My first recognizable reflection on policing came after moving into a changing neighborhood in Philadelphia as a young adult in the 1970s. Our largely white community was open-hearted but nervous, living in the midst of more trauma than most of us had grown up with. One person offered a striking perspective on the police and ambulance sirens that we heard so often in our neighborhood: Don’t think of it as something terrible that has happened; think of it as help on the way.
"I made my home in the city, got to know people and read the news, it became abundantly clear that the police were not always benign community helpers."
This advice put a comforting spin on a worrisome phenomenon, but as I made my home in the city, got to know people and read the news, it became abundantly clear that the police were not always benign community helpers. I saw how individual officers could cause grievous damage, especially when in leadership roles, as I witnessed innocent teens getting rounded up for being Black, and a young man being arrested in the midst of an epileptic attack. I acquired an understanding in my bones of why Black people did not see the police as their friends.
But it wasn’t until the shooting of Michael Brown in Ferguson, Missouri that I had my first inkling of how the whole system of policing could be unjust. A friend who went out to Ferguson to accompany local activists told me about how the police department there was funded by money from traffic fines, how 85% of stops were of Black people even though they made up only two thirds of the population, and how they faced jail when they were unable to pay fines. I was shocked to the core. Something had to be done about the racist, unjust, immoral policies in towns such as this.
After the murder of George Floyd, as talk of defunding the police began to gain traction, I still took it as the voice of legitimate outrage—rather than a policy proposal to actually pursue. Then I heard a talk by a longtime activist from Minneapolis, Ricardo Levins Morales, who had spent much of the past decade in a community effort to uncover the history and reimagine the future of the Minneapolis police department.
Reading their report, MPD150, was a revelation. I’d never considered the history of policing. I learned that the first police department in Britain in the early 1800s was modeled on the Royal Irish Constabulary, designed to maintain control in rebellious occupied Ireland. In the American colonies, many of the first policing efforts were similarly established to deal with rebellious enslaved people. The police went on to be used to quell strikes and labor unrest.
The initial intent behind policing was never to promote common safety. It was to exercise control over those who had reason to be dissatisfied with the status quo, and to protect the property rights and safety of those who held power.

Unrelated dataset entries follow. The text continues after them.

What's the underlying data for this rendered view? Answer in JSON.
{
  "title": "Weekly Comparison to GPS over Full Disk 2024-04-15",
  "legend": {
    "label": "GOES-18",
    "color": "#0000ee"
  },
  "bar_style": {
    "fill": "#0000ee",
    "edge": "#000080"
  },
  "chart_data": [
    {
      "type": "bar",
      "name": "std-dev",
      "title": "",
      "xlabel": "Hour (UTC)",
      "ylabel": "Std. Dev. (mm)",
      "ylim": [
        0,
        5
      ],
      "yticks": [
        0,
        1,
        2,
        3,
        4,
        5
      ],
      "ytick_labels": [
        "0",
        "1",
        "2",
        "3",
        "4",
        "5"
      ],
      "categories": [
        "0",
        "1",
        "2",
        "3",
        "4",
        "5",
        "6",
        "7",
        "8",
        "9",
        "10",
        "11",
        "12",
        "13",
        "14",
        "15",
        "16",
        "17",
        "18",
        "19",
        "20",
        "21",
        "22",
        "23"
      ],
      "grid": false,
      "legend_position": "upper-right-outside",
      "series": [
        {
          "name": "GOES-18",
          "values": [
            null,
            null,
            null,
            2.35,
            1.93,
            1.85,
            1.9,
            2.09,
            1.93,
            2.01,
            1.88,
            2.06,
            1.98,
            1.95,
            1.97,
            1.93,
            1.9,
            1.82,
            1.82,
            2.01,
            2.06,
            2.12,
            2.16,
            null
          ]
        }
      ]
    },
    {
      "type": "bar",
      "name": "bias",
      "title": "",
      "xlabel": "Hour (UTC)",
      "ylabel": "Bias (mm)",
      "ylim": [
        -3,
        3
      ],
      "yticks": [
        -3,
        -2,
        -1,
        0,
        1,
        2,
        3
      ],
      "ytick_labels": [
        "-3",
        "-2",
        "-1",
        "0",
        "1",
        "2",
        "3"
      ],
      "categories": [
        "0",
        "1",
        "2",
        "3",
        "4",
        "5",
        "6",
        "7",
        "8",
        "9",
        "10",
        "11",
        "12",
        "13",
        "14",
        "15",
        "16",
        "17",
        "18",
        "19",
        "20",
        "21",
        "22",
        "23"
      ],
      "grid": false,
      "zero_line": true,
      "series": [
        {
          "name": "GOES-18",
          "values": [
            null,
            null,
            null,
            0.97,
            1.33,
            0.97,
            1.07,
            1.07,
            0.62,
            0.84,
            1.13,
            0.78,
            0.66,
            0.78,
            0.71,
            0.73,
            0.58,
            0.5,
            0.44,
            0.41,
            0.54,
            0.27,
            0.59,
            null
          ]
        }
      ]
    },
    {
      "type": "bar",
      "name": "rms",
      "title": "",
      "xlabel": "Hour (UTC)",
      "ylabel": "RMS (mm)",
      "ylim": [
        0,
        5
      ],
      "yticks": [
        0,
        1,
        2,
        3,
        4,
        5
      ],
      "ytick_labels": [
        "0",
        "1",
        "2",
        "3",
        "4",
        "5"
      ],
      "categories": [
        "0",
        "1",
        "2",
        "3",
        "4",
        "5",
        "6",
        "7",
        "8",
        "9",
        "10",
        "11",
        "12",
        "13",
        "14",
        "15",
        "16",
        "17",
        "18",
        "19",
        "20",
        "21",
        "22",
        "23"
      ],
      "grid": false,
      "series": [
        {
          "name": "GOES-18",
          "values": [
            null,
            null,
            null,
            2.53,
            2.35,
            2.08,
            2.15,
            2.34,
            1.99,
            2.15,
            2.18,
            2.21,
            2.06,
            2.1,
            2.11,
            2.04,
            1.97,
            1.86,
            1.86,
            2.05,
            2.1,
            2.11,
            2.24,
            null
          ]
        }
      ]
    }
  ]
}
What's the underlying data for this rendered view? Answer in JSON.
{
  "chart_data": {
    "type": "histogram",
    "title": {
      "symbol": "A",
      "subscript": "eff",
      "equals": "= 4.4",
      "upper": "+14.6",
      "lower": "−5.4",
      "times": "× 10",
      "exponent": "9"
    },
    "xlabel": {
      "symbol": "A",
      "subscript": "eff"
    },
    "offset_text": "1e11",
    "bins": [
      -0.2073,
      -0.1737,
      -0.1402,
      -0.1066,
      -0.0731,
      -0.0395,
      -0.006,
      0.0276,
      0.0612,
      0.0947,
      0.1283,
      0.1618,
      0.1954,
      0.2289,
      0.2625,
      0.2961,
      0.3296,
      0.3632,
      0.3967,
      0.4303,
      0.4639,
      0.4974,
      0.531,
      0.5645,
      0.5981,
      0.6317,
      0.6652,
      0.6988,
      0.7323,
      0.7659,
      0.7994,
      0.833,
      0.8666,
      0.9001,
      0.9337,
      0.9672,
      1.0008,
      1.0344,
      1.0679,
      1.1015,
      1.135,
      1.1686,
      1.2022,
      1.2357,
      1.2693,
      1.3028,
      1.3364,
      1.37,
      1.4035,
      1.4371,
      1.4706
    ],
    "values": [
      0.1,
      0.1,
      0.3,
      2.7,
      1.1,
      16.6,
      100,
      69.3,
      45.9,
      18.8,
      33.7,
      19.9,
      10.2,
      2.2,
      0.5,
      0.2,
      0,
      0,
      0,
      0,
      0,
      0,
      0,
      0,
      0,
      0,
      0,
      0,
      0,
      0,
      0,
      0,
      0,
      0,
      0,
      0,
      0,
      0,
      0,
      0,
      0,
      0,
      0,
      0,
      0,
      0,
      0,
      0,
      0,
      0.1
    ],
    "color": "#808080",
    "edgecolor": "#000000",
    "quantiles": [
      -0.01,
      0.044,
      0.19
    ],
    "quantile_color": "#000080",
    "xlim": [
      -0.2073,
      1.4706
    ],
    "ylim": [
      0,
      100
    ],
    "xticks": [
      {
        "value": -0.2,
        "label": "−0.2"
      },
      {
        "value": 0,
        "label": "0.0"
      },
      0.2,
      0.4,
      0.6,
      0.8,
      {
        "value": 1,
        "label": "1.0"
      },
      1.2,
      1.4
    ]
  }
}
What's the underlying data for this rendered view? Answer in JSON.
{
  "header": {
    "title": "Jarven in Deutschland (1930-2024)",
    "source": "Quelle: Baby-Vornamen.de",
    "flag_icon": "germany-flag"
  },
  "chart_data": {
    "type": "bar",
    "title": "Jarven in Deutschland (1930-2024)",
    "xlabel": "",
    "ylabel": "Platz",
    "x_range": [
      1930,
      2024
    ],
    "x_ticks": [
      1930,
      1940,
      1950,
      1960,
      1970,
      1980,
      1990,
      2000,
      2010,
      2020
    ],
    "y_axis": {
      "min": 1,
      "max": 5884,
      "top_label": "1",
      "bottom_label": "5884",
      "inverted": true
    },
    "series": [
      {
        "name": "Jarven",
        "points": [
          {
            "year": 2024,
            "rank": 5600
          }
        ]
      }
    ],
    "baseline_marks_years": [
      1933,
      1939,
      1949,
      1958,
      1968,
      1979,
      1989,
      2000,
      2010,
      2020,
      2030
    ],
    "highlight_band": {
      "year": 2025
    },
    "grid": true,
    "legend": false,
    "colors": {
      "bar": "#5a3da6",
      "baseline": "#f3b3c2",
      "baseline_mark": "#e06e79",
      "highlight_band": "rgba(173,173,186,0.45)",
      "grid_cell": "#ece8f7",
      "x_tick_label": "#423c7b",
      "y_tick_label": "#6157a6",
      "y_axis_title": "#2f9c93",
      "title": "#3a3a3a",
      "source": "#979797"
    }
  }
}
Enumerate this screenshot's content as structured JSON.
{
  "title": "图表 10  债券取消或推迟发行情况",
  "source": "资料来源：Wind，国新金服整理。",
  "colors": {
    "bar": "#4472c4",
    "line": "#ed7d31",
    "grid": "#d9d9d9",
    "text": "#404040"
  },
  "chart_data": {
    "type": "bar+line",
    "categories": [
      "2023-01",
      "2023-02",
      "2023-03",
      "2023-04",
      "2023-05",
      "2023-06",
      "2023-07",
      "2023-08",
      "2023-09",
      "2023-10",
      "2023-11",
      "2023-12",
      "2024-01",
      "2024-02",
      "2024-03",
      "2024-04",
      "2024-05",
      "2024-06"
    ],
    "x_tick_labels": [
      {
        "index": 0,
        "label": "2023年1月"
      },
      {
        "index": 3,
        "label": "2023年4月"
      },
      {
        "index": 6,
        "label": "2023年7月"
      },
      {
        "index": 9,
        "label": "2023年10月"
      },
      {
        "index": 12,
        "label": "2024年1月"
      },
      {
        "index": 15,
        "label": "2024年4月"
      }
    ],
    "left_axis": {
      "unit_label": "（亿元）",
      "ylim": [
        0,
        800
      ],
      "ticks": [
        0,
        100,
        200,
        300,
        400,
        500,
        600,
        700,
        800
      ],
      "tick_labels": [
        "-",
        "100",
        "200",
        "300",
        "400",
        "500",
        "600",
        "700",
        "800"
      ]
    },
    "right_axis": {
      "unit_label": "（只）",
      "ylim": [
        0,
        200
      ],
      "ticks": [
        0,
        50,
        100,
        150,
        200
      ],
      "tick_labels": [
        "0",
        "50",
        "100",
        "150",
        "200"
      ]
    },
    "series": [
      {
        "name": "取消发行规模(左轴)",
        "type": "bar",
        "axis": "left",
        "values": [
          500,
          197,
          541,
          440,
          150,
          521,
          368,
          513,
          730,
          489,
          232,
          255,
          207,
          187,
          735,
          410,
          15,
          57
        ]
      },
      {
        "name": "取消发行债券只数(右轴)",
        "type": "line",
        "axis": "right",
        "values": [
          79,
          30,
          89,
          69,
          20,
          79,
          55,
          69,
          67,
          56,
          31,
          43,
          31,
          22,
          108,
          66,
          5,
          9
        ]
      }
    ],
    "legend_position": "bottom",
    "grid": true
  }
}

Given such a history, it’s not surprising that internal reforms among police departments have never had much impact. The Minneapolis report details decades of reform attempts—training, transparency, accountability, civilian review—that have failed to change the blunt-force trajectory of the police department. They conclude that the department itself must be dismantled and something radically new built in its place.
This doesn’t mean that all police are bad, or that police departments don’t perform useful and important work. The system just needs to be totally rethought.
Consider this question from the report: Imagine that you were asked to help create stability in a newly-founded city. How would you try to solve the problems that your friends and neighbors encountered? How would you respond to crisis and violence? Would your *first* choice be an unaccountable army with a history of oppression and violence patrolling your neighborhood around the clock?
"We could begin building up our own neighborhood capacity to watch out for each other, and our own abilities in community conflict resolution."
While pulling the entire budget out of a police department seems drastic, it’s not hard to imagine pulling jobs out of their portfolio and reassigning those jobs—along with their funding—somewhere else. That includes responding to mental health crises or domestic disputes, engaging with the houseless, and making traffic stops. We could also move immediately to stop the U.S. military from transferring their excess weapons and supplies to state and local police departments. At the same time, we could begin building up our own neighborhood capacity to watch out for each other, and our own abilities in community conflict resolution.
While I wish I had come to this understanding sooner, I’m happy to have arrived at the point where the concept of defunding the police no longer seems outrageous or threatening. It now seems like a clear and compelling framework for looking hard at where we have come from and thinking boldly and freshly about who needs protection from what, and how best to ensure safety for each other.